Underwater cylindrical shell in different thickness recognition using biomimetic dolphin clicks

For the traditional narrowband sonar signal, recognizing underwater small targets is an extremely difficult task. Therefore, a series of biomimetic dolphin clicks, a kind of broadband and transient-like sonar signal, were used as the transmitting waveform for recognition tasks, and the tasks were presented from experiments in an anechoic pool. In this experiment, three biomimetic dolphin clicks, differing in the energy distribution in the time-frequency domain, were used to recognize three copper cylindrical shells which have a diameter of 10 centimeters, 40 centimeters high and different thickness. The echoes from three targets were collected by receiving system, and were analyzed in the time domain and frequency domain. In addition using wigner-ville distribution, the echoes were projected to the time-frequency space for feature observation. Then the time-frequency features of echoes were extracted by singular value decomposition, and these features were classified by a support vector machine for recognizing target echoes.
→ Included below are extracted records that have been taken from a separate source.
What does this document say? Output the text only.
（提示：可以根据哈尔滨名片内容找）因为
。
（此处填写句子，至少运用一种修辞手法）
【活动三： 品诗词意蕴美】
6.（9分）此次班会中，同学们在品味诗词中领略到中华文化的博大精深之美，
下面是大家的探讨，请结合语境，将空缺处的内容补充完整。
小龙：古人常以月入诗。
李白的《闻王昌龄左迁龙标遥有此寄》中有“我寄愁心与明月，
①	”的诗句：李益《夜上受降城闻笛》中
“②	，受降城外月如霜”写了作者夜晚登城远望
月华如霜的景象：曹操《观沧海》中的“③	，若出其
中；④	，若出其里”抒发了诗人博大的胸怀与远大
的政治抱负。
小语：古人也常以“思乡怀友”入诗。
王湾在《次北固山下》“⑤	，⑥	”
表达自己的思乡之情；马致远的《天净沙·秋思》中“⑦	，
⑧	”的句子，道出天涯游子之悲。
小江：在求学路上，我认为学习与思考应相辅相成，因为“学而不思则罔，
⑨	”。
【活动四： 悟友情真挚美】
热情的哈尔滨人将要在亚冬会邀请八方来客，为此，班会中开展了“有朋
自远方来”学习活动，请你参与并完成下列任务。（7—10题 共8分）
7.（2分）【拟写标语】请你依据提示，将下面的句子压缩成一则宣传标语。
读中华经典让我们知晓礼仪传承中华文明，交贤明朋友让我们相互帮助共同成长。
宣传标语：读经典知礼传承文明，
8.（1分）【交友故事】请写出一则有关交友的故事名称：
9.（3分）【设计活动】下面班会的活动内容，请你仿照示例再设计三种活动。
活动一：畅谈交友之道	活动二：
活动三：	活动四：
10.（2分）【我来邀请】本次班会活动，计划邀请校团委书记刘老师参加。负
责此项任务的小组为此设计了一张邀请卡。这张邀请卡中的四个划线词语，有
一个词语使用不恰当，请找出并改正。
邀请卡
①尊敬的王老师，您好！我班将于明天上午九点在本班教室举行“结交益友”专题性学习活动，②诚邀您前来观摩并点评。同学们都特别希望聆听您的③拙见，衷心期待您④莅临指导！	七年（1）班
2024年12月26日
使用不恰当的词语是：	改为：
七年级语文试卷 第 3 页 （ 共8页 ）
Experimental results indicated that these cylindrical shells in different thickness can be recognized by the biomimetic dolphin clicks, and different clicks obtain different echo responses and different identification results. Therefore, the echo responses have strong dependence with the time-frequency distribution of transmitting waveform. Furthermore the results show a promising way to improve underwater acoustical recognition in an intelligent waveform design manner by a dynamic closed-loop feedback sonar system.